In many cases, D.P.A. programs are identical to Ph.D. programs. Additionally, the D.P.A. dissertation is usually at the same level as a Ph.D. in terms of effort, rigor, contribution to knowledge, supervision and assessment. A study published by the National Association of Schools of Public Affairs and Administration titled What's in a Name? Comparing DPA and Ph.D. Programs concluded that there were "few differences between the programs, noting that degree title is more informative about the type of students recruited than outputs"

D.P.A. research is both theoretical and practical, but the research focus of the typical D.P.A. addresses applied issues, with the results providing professional outcomes that are of direct relevance to practice. While also intended to prepare graduates for academic careers, the D.P.A., by virtue of its focus on application of theory, has more practical application in managerial settings than the Ph.D. degree. Most D.P.A. graduates lead careers as senior-level practitioners, while others enter academia. This is similar to other professional research doctorates such as the Doctor of Business Administration (DBA) and Doctor of Education (Ed.D.).

A Ph.D. is more concentrated on developing theory and conducting specialized scholarly research. This degree is more appropriate for people who wish to become professional researchers, or who wish to pursue a career in academia. Most Ph.D. graduates lead careers as university researchers and professors or as senior researchers in business or government.

== Purpose ==
The Doctor of Public Administration program is designed to provide senior-level public managers, or quasi-public managers, with the substantive skills, knowledge and values necessary in this area. Students in most programs develop a thorough knowledge of the legal, ethical and political environments of public administrators. Students understand the administrative functions of governmental agencies and gain expertise in strategic planning, advanced management techniques, program implementation and results-based leadership.

The official policy of Network of Schools of Public Policy, Affairs, and Administration (NASPAA) is that the doctorate is a research degree, regardless of degree title. Its "Policy on Doctoral Education in Public Affairs/Public Administration" (1983,1987,1) states that: "Doctoral programs in public administration...should prepare students to undertake significant research in their subsequent careers, whether in government, academic life, or other settings; the capacity to do significant research, rather than access to a particular career setting, is the appropriate goal of doctoral training."

== Structure of programs ==
Most D.P.A. programs require about 90 credit hours of combined graduate coursework.
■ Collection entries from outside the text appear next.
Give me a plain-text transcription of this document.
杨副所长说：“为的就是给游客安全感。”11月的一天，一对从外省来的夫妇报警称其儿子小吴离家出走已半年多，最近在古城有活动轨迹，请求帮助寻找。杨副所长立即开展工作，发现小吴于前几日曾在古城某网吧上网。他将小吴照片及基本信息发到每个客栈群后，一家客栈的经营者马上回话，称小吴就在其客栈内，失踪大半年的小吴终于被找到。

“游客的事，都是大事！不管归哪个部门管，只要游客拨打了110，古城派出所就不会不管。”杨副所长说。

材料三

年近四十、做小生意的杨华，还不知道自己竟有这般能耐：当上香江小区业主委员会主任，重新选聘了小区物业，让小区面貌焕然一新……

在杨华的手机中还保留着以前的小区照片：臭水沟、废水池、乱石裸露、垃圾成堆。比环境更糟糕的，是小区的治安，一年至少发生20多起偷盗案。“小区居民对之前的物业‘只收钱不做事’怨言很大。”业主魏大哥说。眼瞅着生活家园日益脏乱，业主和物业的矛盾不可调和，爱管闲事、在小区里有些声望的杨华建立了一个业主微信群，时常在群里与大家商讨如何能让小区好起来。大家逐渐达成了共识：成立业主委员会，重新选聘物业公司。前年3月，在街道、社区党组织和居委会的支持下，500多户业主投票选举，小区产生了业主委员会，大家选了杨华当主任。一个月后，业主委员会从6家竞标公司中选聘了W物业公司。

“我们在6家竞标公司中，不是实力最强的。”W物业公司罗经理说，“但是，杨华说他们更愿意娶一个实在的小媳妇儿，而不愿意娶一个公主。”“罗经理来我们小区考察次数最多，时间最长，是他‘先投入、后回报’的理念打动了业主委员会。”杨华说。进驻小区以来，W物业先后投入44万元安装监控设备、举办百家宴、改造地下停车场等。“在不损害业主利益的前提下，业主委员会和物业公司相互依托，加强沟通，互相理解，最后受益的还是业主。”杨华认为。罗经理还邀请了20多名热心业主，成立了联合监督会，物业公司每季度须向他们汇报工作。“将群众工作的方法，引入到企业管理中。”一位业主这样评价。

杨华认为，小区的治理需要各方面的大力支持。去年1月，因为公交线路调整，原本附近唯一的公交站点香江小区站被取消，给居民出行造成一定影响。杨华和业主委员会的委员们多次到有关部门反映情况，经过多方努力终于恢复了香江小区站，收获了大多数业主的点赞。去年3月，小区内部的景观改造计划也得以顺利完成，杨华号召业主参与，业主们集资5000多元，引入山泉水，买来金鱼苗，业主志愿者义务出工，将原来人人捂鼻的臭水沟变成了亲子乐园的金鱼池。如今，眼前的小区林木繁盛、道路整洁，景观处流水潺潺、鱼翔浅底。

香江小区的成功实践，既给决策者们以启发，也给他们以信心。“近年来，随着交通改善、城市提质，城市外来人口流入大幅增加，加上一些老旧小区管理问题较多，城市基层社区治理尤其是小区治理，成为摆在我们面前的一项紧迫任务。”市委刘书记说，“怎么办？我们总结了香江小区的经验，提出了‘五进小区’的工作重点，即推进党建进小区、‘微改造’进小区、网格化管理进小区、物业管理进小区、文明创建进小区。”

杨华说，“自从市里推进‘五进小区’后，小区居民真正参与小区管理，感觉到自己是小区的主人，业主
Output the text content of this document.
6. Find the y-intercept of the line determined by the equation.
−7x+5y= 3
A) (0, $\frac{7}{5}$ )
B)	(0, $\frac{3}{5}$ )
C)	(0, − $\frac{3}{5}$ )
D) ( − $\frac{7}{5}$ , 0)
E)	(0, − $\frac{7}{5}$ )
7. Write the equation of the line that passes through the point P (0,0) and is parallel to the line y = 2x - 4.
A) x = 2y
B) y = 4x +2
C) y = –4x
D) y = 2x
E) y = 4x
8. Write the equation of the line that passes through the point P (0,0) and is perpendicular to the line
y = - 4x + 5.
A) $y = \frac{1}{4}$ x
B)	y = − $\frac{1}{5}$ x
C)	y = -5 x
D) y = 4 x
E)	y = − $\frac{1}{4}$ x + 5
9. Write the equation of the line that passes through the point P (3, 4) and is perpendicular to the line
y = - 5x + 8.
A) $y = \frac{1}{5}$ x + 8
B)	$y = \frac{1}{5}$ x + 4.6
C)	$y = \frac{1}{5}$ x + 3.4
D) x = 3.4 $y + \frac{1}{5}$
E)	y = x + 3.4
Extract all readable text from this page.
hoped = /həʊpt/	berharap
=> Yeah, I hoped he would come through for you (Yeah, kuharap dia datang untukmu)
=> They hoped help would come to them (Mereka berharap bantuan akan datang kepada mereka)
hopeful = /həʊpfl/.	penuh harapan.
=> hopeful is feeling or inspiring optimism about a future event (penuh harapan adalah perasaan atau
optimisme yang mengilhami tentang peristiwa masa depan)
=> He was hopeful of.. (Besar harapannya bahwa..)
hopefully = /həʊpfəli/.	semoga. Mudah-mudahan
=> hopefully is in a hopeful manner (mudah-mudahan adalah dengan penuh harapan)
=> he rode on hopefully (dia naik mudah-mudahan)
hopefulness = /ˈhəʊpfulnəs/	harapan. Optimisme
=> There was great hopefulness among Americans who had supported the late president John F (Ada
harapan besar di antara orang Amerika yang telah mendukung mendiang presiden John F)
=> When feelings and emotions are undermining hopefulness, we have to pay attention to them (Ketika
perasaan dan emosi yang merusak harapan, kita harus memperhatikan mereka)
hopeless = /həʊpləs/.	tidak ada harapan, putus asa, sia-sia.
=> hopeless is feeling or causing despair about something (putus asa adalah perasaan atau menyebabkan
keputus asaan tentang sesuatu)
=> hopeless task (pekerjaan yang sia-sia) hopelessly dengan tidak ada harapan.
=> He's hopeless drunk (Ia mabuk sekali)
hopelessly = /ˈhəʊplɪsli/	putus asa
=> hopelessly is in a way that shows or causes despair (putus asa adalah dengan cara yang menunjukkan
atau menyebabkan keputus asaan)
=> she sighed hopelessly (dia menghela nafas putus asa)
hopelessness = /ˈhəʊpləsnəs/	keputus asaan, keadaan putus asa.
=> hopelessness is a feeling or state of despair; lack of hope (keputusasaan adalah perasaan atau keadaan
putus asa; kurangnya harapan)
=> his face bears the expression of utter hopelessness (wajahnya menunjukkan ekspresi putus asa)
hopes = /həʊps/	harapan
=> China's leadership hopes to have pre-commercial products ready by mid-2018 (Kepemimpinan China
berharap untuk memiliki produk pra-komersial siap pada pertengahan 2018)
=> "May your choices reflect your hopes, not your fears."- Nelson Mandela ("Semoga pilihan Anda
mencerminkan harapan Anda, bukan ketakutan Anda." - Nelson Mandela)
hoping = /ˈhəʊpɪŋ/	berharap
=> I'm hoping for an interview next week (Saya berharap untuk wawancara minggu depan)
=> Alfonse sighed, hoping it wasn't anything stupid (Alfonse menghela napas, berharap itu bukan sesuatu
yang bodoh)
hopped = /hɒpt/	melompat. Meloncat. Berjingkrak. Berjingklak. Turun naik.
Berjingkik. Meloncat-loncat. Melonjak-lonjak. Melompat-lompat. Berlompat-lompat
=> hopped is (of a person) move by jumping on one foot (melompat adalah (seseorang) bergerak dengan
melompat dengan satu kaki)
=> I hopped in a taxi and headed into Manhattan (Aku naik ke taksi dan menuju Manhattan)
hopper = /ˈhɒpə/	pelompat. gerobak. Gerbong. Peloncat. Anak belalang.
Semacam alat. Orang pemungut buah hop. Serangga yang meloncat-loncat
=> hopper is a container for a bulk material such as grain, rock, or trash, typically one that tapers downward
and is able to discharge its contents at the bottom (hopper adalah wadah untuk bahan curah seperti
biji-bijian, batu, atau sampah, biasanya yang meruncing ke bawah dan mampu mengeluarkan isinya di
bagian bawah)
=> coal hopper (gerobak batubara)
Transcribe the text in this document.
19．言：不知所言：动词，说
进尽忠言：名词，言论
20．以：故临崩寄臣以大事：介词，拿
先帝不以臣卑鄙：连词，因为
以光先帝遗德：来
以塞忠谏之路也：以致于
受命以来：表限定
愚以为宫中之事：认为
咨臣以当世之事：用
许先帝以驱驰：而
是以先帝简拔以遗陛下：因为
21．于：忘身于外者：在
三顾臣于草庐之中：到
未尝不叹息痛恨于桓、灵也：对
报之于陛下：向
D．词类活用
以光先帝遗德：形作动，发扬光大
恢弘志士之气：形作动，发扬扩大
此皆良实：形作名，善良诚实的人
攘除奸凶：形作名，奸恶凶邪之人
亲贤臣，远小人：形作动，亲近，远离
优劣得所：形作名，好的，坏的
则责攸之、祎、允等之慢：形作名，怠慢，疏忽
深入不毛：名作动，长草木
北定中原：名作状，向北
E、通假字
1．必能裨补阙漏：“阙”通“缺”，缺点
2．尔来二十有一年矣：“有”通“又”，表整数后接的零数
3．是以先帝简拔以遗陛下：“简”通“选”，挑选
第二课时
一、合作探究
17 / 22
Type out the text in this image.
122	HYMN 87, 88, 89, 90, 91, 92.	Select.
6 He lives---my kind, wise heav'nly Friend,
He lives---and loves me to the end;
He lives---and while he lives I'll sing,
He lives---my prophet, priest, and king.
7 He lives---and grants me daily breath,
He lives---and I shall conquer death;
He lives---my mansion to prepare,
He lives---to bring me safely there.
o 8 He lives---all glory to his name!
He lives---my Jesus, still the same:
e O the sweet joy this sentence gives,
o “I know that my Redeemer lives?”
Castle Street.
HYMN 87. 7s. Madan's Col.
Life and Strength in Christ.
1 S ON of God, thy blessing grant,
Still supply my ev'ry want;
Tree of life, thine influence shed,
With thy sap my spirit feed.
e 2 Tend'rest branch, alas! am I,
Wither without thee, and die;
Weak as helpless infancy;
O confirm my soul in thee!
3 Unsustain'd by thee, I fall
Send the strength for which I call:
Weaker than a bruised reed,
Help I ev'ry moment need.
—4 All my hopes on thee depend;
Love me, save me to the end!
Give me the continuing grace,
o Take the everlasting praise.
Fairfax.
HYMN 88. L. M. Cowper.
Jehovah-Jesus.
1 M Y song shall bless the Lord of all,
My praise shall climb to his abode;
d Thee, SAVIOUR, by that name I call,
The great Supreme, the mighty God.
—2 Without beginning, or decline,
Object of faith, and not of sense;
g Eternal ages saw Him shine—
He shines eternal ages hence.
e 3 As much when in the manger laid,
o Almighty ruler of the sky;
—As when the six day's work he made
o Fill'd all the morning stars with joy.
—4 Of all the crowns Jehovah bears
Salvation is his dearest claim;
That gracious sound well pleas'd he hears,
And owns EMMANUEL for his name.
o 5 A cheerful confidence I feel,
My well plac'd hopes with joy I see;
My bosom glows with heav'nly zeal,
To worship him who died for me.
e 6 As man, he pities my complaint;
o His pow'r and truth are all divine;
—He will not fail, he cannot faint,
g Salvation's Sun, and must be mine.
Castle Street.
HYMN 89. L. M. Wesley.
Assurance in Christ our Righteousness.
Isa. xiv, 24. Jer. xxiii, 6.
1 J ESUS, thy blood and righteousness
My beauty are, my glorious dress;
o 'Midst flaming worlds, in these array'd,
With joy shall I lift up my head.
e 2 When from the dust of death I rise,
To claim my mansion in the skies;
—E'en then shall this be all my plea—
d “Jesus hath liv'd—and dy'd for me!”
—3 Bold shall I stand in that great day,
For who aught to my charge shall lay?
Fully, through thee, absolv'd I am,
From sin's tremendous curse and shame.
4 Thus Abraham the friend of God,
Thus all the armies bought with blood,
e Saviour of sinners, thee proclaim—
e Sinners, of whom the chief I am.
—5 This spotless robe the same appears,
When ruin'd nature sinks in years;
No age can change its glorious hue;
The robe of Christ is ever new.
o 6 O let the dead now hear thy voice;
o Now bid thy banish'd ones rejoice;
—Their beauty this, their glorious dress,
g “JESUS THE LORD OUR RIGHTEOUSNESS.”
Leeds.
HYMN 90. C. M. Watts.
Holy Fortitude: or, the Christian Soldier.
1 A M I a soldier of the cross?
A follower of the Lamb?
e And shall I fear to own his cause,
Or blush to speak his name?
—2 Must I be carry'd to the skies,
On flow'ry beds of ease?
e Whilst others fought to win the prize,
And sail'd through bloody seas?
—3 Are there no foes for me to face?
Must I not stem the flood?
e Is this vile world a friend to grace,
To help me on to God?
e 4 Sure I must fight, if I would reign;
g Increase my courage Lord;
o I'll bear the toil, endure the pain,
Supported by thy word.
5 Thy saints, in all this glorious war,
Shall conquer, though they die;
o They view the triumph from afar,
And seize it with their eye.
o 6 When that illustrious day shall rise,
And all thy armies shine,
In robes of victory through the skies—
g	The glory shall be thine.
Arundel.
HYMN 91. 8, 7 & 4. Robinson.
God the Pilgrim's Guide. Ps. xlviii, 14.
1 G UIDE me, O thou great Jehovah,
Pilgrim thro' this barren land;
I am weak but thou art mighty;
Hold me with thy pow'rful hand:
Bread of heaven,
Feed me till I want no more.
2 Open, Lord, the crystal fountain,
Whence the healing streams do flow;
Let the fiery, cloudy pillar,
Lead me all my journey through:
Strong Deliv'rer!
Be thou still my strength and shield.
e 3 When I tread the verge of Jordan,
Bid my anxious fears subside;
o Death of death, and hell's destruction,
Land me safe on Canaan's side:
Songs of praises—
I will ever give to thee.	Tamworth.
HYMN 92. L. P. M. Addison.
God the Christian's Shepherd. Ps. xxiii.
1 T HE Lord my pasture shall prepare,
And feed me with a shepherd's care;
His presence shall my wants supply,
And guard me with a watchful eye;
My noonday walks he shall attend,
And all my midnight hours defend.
Students are expected to take a number of core classes, electives, research/method classes, and dissertation credits. Some programs also require comprehensive examinations. All programs require a doctoral dissertation that contributes to knowledge. Candidates typically work with a committee and advisors throughout the process and the dissertation eventually requires an oral defense to the student's committee. Curricula may be offered on a full-time or part-time basis. The normal duration of a doctorate should correspond to 3–5 years of full-time graduate study or 7–10 years of sustained part-time graduate study.

The D.P.A. is preceded by a master's degree, typically the Master of Public Administration or the Master of Public Policy. D.P.A. programs are most common in the United States and the Philippines. The D.P.A. degree may have a specialization such as management science, organizational behavior, implementation, non-profit management, public finance, national security, defense policy, education policy, environmental policy, international trade and immigration, policy making, policy evaluation, program evaluation, criminal justice, civil rights, health and welfare, federalism, strategic management, public health, administrative law, social welfare, tax policy, government-business relations, economic policy, and public management.